To hack our brains and break the anxiety cycle, we must become aware of two things: that we are getting anxious and/or panicking and what results from anxiety/panicking. This helps us see if our behavior is actually helping us survive or in fact is moving us in the opposite direction. Panic can lead to impulsive behaviors that are dangerous; anxiety weakens us mentally and physically and also has more long-term health consequences. Becoming aware of these damaging effects helps our brain’s learning system determine the relative worth of behaviors: more valuable (rewarding) behaviors are placed higher in a reward hierarchy in our brain, and thus are more likely to be repeated in the future, while the less valuable (unrewarding) behaviors fall to the bottom. Once we are aware of how unrewarding anxiety is, we can then bring in the bigger, better offer, or BBO.
Since our brains will choose more rewarding behaviors simply because they feel better, we can practice replacing old habitual behaviors such as worry with those that are naturally more rewarding. For example, early on in the COVID‑19 pandemic, public health officials warned us to stop touching our faces, because we can more easily catch a virus if we’ve touched a doorknob or contaminated surface and then touch our face. If you notice that you have a habit of touching your face (which many of us do: one study published back in 2015 found that we do this, on average, twenty-six times an hour), you can be on the lookout for when you carry out that behavior. With that trigger, you can step back and notice if you are starting to worry as a mental behavior (“oh no, I touched my face—maybe I’ll get sick!”). Instead of panicking, you can take a deep breath and ask yourself, “When was the last time I washed my hands?” Just by taking a moment to pause and ask such a question, you give your PFC a chance to come back online and do what it does best: think (“oh, right!

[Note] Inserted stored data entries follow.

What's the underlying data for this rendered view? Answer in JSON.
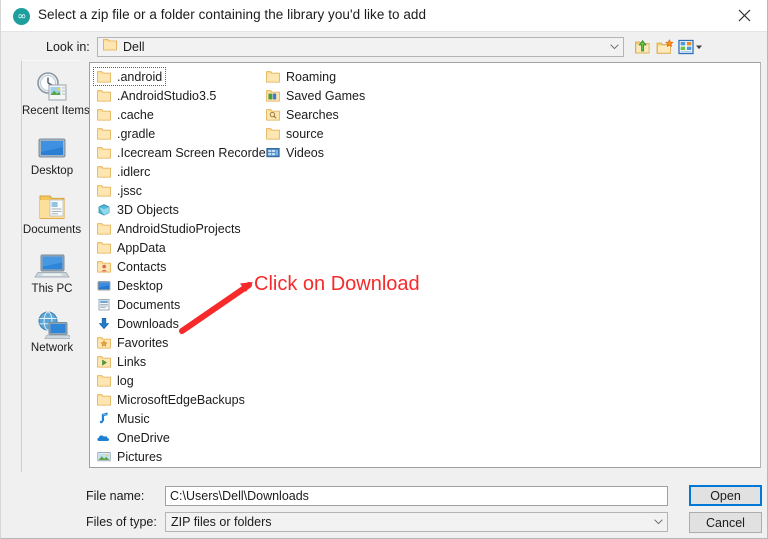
{
  "window": {
    "title": "Select a zip file or a folder containing the library you'd like to add",
    "app_icon": "arduino-logo-icon",
    "close_icon": "close-icon"
  },
  "toolbar": {
    "lookin_label": "Look in:",
    "lookin_value": "Dell",
    "lookin_folder_icon": "folder-icon",
    "dropdown_icon": "chevron-down-icon",
    "buttons": [
      {
        "name": "up-one-level-button",
        "icon": "folder-up-arrow-icon",
        "label": "Up One Level"
      },
      {
        "name": "create-new-folder-button",
        "icon": "folder-new-icon",
        "label": "Create New Folder"
      },
      {
        "name": "view-menu-button",
        "icon": "view-list-icon",
        "label": "View Menu"
      }
    ]
  },
  "places": [
    {
      "label": "Recent Items",
      "icon": "recent-items-icon"
    },
    {
      "label": "Desktop",
      "icon": "desktop-monitor-icon"
    },
    {
      "label": "Documents",
      "icon": "documents-folder-icon"
    },
    {
      "label": "This PC",
      "icon": "this-pc-icon"
    },
    {
      "label": "Network",
      "icon": "network-globe-icon"
    }
  ],
  "files": {
    "column1": [
      {
        "label": ".android",
        "icon": "folder-icon",
        "focused": true
      },
      {
        "label": ".AndroidStudio3.5",
        "icon": "folder-icon"
      },
      {
        "label": ".cache",
        "icon": "folder-icon"
      },
      {
        "label": ".gradle",
        "icon": "folder-icon"
      },
      {
        "label": ".Icecream Screen Recorder",
        "icon": "folder-icon"
      },
      {
        "label": ".idlerc",
        "icon": "folder-icon"
      },
      {
        "label": ".jssc",
        "icon": "folder-icon"
      },
      {
        "label": "3D Objects",
        "icon": "folder-3d-objects-icon"
      },
      {
        "label": "AndroidStudioProjects",
        "icon": "folder-icon"
      },
      {
        "label": "AppData",
        "icon": "folder-icon"
      },
      {
        "label": "Contacts",
        "icon": "folder-contacts-icon"
      },
      {
        "label": "Desktop",
        "icon": "folder-desktop-icon"
      },
      {
        "label": "Documents",
        "icon": "folder-documents-icon"
      },
      {
        "label": "Downloads",
        "icon": "folder-downloads-icon"
      },
      {
        "label": "Favorites",
        "icon": "folder-favorites-icon"
      },
      {
        "label": "Links",
        "icon": "folder-links-icon"
      },
      {
        "label": "log",
        "icon": "folder-icon"
      },
      {
        "label": "MicrosoftEdgeBackups",
        "icon": "folder-icon"
      },
      {
        "label": "Music",
        "icon": "folder-music-icon"
      },
      {
        "label": "OneDrive",
        "icon": "onedrive-cloud-icon"
      },
      {
        "label": "Pictures",
        "icon": "folder-pictures-icon"
      }
    ],
    "column2": [
      {
        "label": "Roaming",
        "icon": "folder-icon"
      },
      {
        "label": "Saved Games",
        "icon": "folder-saved-games-icon"
      },
      {
        "label": "Searches",
        "icon": "folder-searches-icon"
      },
      {
        "label": "source",
        "icon": "folder-icon"
      },
      {
        "label": "Videos",
        "icon": "folder-videos-icon"
      }
    ]
  },
  "fields": {
    "filename_label": "File name:",
    "filename_value": "C:\\Users\\Dell\\Downloads",
    "filetype_label": "Files of type:",
    "filetype_value": "ZIP files or folders"
  },
  "buttons": {
    "open": "Open",
    "cancel": "Cancel"
  },
  "annotation": {
    "text": "Click on Download",
    "color": "#f62a2a",
    "arrow": "arrow-pointing-to-downloads"
  }
}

I just washed my hands”). Here you can leverage certainty: if you’ve just washed your hands, haven’t been in public, and so forth, the likelihood that you’re going to get sick is pretty low.
Understanding these simple learning mechanisms will help you “keep calm and carry on” (which is how Londoners dealt with the uncertainty of constant air raids in World War II) instead of getting caught in anxiety or panic in the face of uncertainty. At times when your mind starts to spin out in your worry du jour, you can pause and take a deep breath while you wait for your PFC to come back online. Once it’s up and running again, you can then compare the feeling of anxiety to that of calmness and think clearly. To our brains, it’s a no‑brainer. More important, once you are able to tap into your brain’s power to overcome anxiety, you can broaden your learning to work with other habitual tendencies as well. It simply takes a little practice so that the bigger, better offers become new habits not just for anxiety, but far beyond.